Tim Gula Merah Sosialisasi Ke MA Nasy’atul Muta’allimin Gapura, Peserta Berebut untuk Bertanya


Ummul Karimah, siswi XI IPA SMA 3 Annuqayah, Koordinator Sosialiasi dan Promosi Tim Gula Merah School Climate Challenge Competition British Council

Sementara Tim Sampah Plastik melakukan sosialisasi ke MA Nasy’atul Muta’allimin Gapura Ahad (10/5) kemarin, Tim Gula Merah juga melakukan sosialisasi di tempat yang sama. Dua orang dari satu tim yang terdiri dari 1 guru pendamping dan 1 anggota itu mensosialisasikan tentang gula merah pohon siwalan usai Tim Sampah melakukan sosialisasi bahaya sampah plastik di Aula Nasy’atul Muta’allimin Gapura.
Para peserta tampaknya tak merasa jemu meski dua sesi telah mereka lewati. Bahkan banyak dari peserta yang berebut kesempatan untuk bertanya. Salah satunya peserta yang bernama Kinnanah. Ia menampakkan respons yang sangat baik melalui raut semangat ingin tahunya terhadap masalah gula merah. “Orang tua saya juga petani gula merah, Bu,” terangnya pada Mus’idah, guru pandamping Tim Gula Merah. “Tapi saya tidak tahu bagaimana gula merah bisa maju.
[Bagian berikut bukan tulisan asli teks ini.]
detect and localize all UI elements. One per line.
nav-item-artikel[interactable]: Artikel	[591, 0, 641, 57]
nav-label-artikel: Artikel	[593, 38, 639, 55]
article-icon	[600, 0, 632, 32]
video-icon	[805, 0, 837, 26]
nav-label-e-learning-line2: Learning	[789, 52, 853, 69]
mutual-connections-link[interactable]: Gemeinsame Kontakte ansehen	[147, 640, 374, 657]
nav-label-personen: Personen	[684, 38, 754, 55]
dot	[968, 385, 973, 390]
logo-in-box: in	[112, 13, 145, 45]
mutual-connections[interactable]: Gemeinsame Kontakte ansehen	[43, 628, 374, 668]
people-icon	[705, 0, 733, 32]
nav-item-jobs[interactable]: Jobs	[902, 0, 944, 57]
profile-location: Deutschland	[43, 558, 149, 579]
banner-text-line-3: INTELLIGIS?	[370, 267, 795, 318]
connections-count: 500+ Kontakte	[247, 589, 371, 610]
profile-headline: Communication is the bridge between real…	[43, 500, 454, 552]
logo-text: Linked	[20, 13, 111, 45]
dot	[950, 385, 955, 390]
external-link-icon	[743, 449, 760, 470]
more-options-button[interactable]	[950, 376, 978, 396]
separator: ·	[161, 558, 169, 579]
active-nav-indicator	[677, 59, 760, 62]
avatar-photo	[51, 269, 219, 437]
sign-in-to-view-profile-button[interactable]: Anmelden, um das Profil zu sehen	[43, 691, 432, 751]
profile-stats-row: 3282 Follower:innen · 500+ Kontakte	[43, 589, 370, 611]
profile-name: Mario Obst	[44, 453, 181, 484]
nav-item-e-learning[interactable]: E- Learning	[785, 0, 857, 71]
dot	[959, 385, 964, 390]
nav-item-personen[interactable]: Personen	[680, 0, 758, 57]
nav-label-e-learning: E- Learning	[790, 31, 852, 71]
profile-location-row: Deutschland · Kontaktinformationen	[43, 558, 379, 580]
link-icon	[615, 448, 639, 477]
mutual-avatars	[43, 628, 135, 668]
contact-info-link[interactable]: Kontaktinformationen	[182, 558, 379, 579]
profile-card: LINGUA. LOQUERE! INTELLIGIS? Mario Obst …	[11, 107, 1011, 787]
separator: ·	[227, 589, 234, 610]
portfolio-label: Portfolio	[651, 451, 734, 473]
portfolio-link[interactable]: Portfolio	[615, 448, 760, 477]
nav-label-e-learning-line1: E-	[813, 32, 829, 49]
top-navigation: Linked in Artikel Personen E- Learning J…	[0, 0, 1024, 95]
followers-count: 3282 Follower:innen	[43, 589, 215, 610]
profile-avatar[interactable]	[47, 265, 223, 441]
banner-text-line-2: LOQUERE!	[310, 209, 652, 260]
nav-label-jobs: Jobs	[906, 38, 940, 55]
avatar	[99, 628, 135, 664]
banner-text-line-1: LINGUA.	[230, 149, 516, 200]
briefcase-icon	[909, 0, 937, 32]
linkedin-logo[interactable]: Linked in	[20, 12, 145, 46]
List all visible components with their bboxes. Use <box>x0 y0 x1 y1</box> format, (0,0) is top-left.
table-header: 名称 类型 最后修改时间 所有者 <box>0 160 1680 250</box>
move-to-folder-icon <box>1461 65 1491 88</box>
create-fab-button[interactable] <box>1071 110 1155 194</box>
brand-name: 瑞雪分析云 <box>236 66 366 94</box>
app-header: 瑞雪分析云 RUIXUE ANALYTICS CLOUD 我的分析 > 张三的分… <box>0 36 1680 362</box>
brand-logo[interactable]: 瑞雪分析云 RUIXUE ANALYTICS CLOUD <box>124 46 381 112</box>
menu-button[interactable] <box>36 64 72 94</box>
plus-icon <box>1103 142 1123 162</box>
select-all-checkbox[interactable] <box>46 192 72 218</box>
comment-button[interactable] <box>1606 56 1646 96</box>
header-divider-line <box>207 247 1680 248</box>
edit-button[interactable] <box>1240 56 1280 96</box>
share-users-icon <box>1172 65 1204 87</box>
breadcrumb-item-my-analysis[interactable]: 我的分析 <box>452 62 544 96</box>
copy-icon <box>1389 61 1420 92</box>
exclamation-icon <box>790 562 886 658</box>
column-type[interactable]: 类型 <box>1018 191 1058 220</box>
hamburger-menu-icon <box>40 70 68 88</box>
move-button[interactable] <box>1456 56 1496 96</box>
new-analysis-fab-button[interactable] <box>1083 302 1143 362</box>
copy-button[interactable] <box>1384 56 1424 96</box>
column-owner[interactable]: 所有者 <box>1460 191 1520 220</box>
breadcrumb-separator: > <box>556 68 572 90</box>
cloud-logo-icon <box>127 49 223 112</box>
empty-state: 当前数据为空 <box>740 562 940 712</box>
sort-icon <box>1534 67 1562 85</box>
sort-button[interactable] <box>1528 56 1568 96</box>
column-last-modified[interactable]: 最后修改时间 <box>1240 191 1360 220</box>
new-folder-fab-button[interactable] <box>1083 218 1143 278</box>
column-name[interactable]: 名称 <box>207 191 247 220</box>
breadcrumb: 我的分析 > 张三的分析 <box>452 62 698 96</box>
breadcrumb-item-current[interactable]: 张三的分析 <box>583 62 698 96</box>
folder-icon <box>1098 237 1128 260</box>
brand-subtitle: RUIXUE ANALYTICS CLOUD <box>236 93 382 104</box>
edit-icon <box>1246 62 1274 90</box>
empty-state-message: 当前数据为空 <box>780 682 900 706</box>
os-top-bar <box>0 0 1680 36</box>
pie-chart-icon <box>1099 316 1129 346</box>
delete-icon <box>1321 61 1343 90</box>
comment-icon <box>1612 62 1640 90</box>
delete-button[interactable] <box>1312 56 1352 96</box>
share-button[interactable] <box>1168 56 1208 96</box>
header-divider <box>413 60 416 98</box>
Sebab orang tua saya hanya memproduksinya dengan sederhana,” tambahnya dengan nada khas Gapura.
Maka Mus’idah yang saat itu menyimak keluhan dari Kin—sapaan akra Kinnanah itu—menjawab, “Mulailah dari kita. Pelajar cerdas, kaya ide, dan mampu membantu mengembalikan gula merah menjadi semakin berkualitas. Siapa tahu jika nanti gula merahmu cantik, bisa di jual di El-Malik (toko ternama di Sumenep),” paparnya. “Tentu alammu akan semakin damai, karena penebangan berkurang,” tambahnya. Kin pun berjanji diselingi dengan semangat 45 di hadapan teman-temannya untuk mencoba membuat masakan yang berbahan gula merah dan bahan pendukungnya terdapat di sekitar, yakni pangan lokal, serta ia juga mengatakan bahwa ia akan mensosialisasikan kepada masyarakat sekitarnya.
Keterangan yang disampaikan oleh tim di antaranya tentang puncak kapitalisasi di Indonesia. Bahwa sebenarnya rakyat Madura telah terjajah dari segi makanan. Juga tentang anak kecil yang masa sekarang yang sudah tidak tahu pada makanan lokal lagi. “Padahal makanan-makanan lokal tersebut dulu pernah menjadi denyut nadi para petani,” kata Mus’idah menambahkan.
Memang benar, ternyata tak hanya anak kecil saja yang sudah tak tahu pada macam-macam pangan lokal, tetapi saat peserta ditanya tentang klenteng (“anak ubi”) dan jamblem, mereka kebingungan.